According to the recall value, mosaic virus disease received the highest score of 99 percent, while two-spotted spider mite, leaf mold, and early blight disease received the lowest score of 92 percent. Due to a high percentage of false negatives on the label, the evaluation score for these three diseases was the lowest. This occurred due to detection errors, such as the misidentification of leaf mold illness as another disease. According to the data, two-spotted spider mites, leaf mold, and early blight likely resemble other diseases, particularly late blight.
The accuracy and F1-score in this study were 95.40% and 95.44%, respectively. With these values, along with the training, which had an accuracy of 95.79%, it can be concluded that the model had a good performance.
After identifying the optimal model, the authors of this study created an Android-based mobile application. The intended audience consisted of Indonesian farmers, hence the instructional language was Indonesian. Four primary menus make up the application: disease detection, disease list, analysis findings, and application description.
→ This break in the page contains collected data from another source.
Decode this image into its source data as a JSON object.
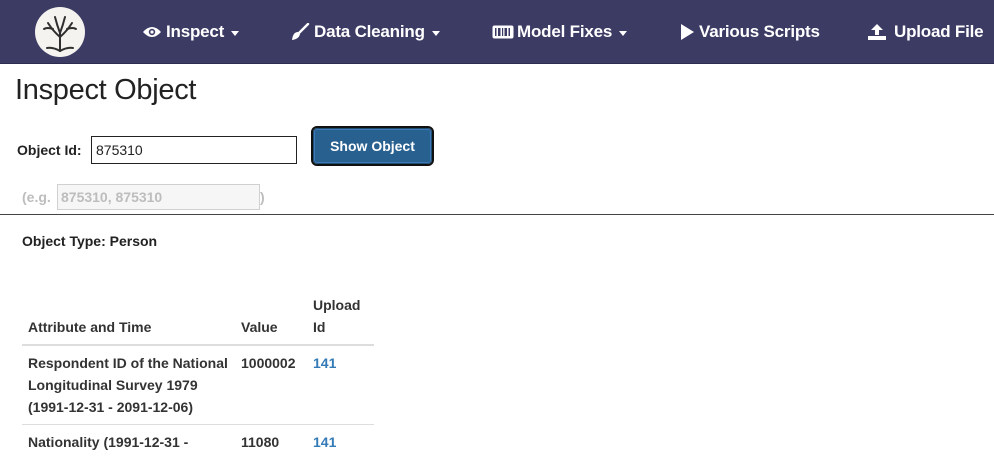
{
  "navbar": {
    "logo_icon": "tree-logo",
    "items": [
      {
        "label": "Inspect",
        "icon": "eye-icon",
        "dropdown": true
      },
      {
        "label": "Data Cleaning",
        "icon": "brush-icon",
        "dropdown": true
      },
      {
        "label": "Model Fixes",
        "icon": "barcode-icon",
        "dropdown": true
      },
      {
        "label": "Various Scripts",
        "icon": "play-icon",
        "dropdown": false
      },
      {
        "label": "Upload File",
        "icon": "upload-icon",
        "dropdown": false
      }
    ],
    "background_color": "#3c3b64"
  },
  "page": {
    "title": "Inspect Object",
    "object_id_label": "Object Id:",
    "object_id_value": "875310",
    "show_button_label": "Show Object",
    "example_open": "(e.g.",
    "example_value": "875310, 875310",
    "example_close": ")",
    "object_type": "Object Type: Person"
  },
  "table": {
    "headers": [
      "Attribute and Time",
      "Value",
      "Upload Id"
    ],
    "rows": [
      {
        "attribute": "Respondent ID of the National Longitudinal Survey 1979 (1991-12-31 - 2091-12-06)",
        "value": "1000002",
        "upload_id": "141"
      },
      {
        "attribute": "Nationality (1991-12-31 -",
        "value": "11080",
        "upload_id": "141"
      }
    ]
  },
  "colors": {
    "button": "#286090",
    "link": "#337ab7"
  }
}
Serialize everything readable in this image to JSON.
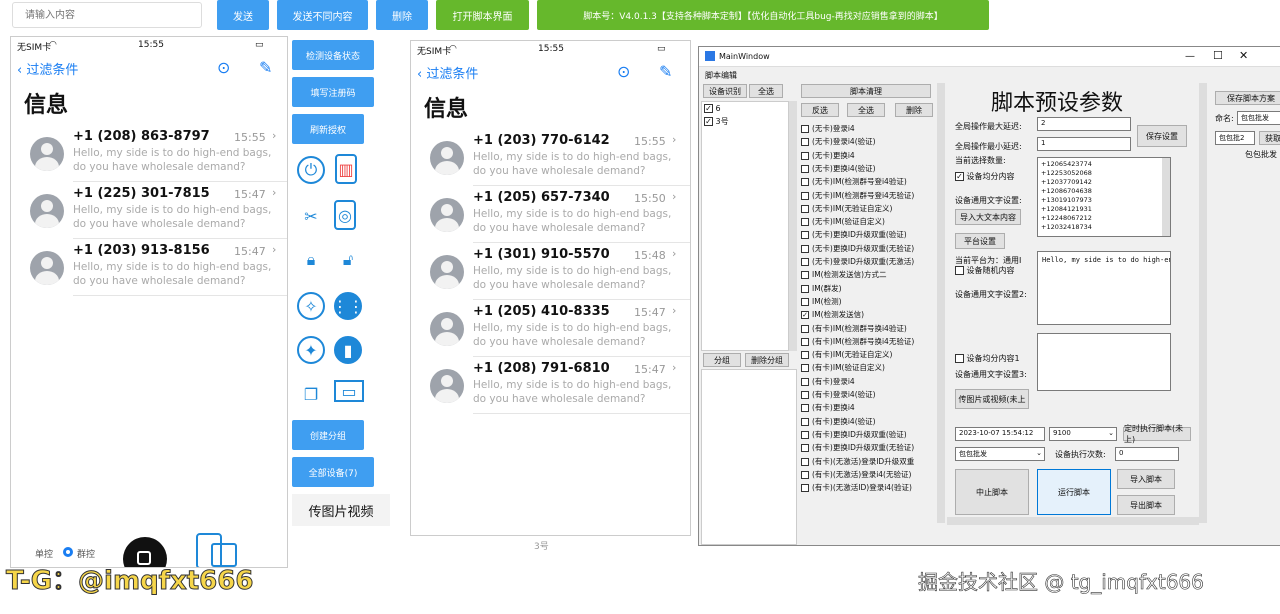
{
  "toolbar": {
    "placeholder": "请输入内容",
    "send": "发送",
    "send_diff": "发送不同内容",
    "delete": "删除",
    "open_script": "打开脚本界面",
    "version_banner": "脚本号：V4.0.1.3【支持各种脚本定制】【优化自动化工具bug-再找对应销售拿到的脚本】"
  },
  "phone_left": {
    "carrier": "无SIM卡",
    "time": "15:55",
    "back_label": "过滤条件",
    "title": "信息",
    "messages": [
      {
        "name": "+1 (208) 863-8797",
        "time": "15:55",
        "line1": "Hello, my side is to do high-end bags,",
        "line2": "do you have wholesale demand?"
      },
      {
        "name": "+1 (225) 301-7815",
        "time": "15:47",
        "line1": "Hello, my side is to do high-end bags,",
        "line2": "do you have wholesale demand?"
      },
      {
        "name": "+1 (203) 913-8156",
        "time": "15:47",
        "line1": "Hello, my side is to do high-end bags,",
        "line2": "do you have wholesale demand?"
      }
    ],
    "bottom_left": "单控",
    "bottom_mid": "群控"
  },
  "middle": {
    "btn1": "检测设备状态",
    "btn2": "填写注册码",
    "btn3": "刷新授权",
    "btn4": "创建分组",
    "btn5": "全部设备(7)",
    "btn6": "传图片视频"
  },
  "phone_right": {
    "carrier": "无SIM卡",
    "time": "15:55",
    "back_label": "过滤条件",
    "title": "信息",
    "messages": [
      {
        "name": "+1 (203) 770-6142",
        "time": "15:55",
        "line1": "Hello, my side is to do high-end bags,",
        "line2": "do you have wholesale demand?"
      },
      {
        "name": "+1 (205) 657-7340",
        "time": "15:50",
        "line1": "Hello, my side is to do high-end bags,",
        "line2": "do you have wholesale demand?"
      },
      {
        "name": "+1 (301) 910-5570",
        "time": "15:48",
        "line1": "Hello, my side is to do high-end bags,",
        "line2": "do you have wholesale demand?"
      },
      {
        "name": "+1 (205) 410-8335",
        "time": "15:47",
        "line1": "Hello, my side is to do high-end bags,",
        "line2": "do you have wholesale demand?"
      },
      {
        "name": "+1 (208) 791-6810",
        "time": "15:47",
        "line1": "Hello, my side is to do high-end bags,",
        "line2": "do you have wholesale demand?"
      }
    ],
    "footer": "3号"
  },
  "window": {
    "title": "MainWindow",
    "menu": "脚本编辑",
    "device_identify": "设备识别",
    "select_all": "全选",
    "devices": [
      "6",
      "3号"
    ],
    "group": "分组",
    "delete_group": "删除分组",
    "script_list_header": "脚本清理",
    "invert": "反选",
    "select_all2": "全选",
    "delete": "删除",
    "scripts": [
      "(无卡)登录i4",
      "(无卡)登录i4(验证)",
      "(无卡)更换i4",
      "(无卡)更换i4(验证)",
      "(无卡)IM(检测群号登i4验证)",
      "(无卡)IM(检测群号登i4无验证)",
      "(无卡)IM(无验证自定义)",
      "(无卡)IM(验证自定义)",
      "(无卡)更换ID升级双重(验证)",
      "(无卡)更换ID升级双重(无验证)",
      "(无卡)登录ID升级双重(无激活)",
      "IM(检测发送信)方式二",
      "IM(群发)",
      "IM(检测)",
      "IM(检测发送信)",
      "(有卡)IM(检测群号换i4验证)",
      "(有卡)IM(检测群号换i4无验证)",
      "(有卡)IM(无验证自定义)",
      "(有卡)IM(验证自定义)",
      "(有卡)登录i4",
      "(有卡)登录i4(验证)",
      "(有卡)更换i4",
      "(有卡)更换i4(验证)",
      "(有卡)更换ID升级双重(验证)",
      "(有卡)更换ID升级双重(无验证)",
      "(有卡)(无激活)登录ID升级双重",
      "(有卡)(无激活)登录i4(无验证)",
      "(有卡)(无激活ID)登录i4(验证)"
    ],
    "checked_script_index": 14,
    "heading": "脚本预设参数",
    "max_delay_label": "全局操作最大延迟:",
    "max_delay_value": "2",
    "min_delay_label": "全局操作最小延迟:",
    "min_delay_value": "1",
    "save_settings": "保存设置",
    "current_count_label": "当前选择数量:",
    "numbers": [
      "+12065423774",
      "+12253052068",
      "+12037709142",
      "+12086704638",
      "+13019107973",
      "+12084121931",
      "+12248067212",
      "+12032418734"
    ],
    "even_content": "设备均分内容",
    "common_text1": "设备通用文字设置:",
    "import_text": "导入大文本内容",
    "platform_settings": "平台设置",
    "current_platform": "当前平台为：通用I",
    "random_content": "设备随机内容",
    "common_text2": "设备通用文字设置2:",
    "text_area": "Hello, my side is to do high-end",
    "even_content1": "设备均分内容1",
    "common_text3": "设备通用文字设置3:",
    "upload_media": "传图片或视频(未上",
    "datetime": "2023-10-07 15:54:12",
    "select_value": "9100",
    "timed_run": "定时执行脚本(未上)",
    "bag_wholesale": "包包批发",
    "exec_count_label": "设备执行次数:",
    "exec_count_value": "0",
    "stop_script": "中止脚本",
    "run_script": "运行脚本",
    "import_script": "导入脚本",
    "export_script": "导出脚本",
    "save_template": "保存脚本方案",
    "name_label": "命名:",
    "name_value": "包包批发",
    "combo_value": "包包批2",
    "extra_btn": "获取",
    "bag_wholesale2": "包包批发"
  },
  "watermarks": {
    "left": "T-G：@imqfxt666",
    "right": "掘金技术社区 @ tg_imqfxt666"
  },
  "colors": {
    "accent_blue": "#3f9ef1",
    "accent_green": "#66b82c",
    "link_blue": "#1a7ef2"
  }
}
Figure 9 depicts the home page.
Figure 10 shows the ‘disease detection’ menu, which is a page for detecting illnesses on the leaves of tomato plants. On this page, the user will enter data to be processed by the DenseNet model. The model will detect the ailment that most closely corresponds to the visual input. There are two methods for importing photos: the camera and the gallery.
Figure 11 shows an ‘analysis results’ menu, which is the page displaying the outcomes of the conducted trials. This page contains a performance table of the model for each tested hyperparameter. Three hyperparameters, namely, the hidden layer, the dropout rate, and the trainable dense layer, are evaluated.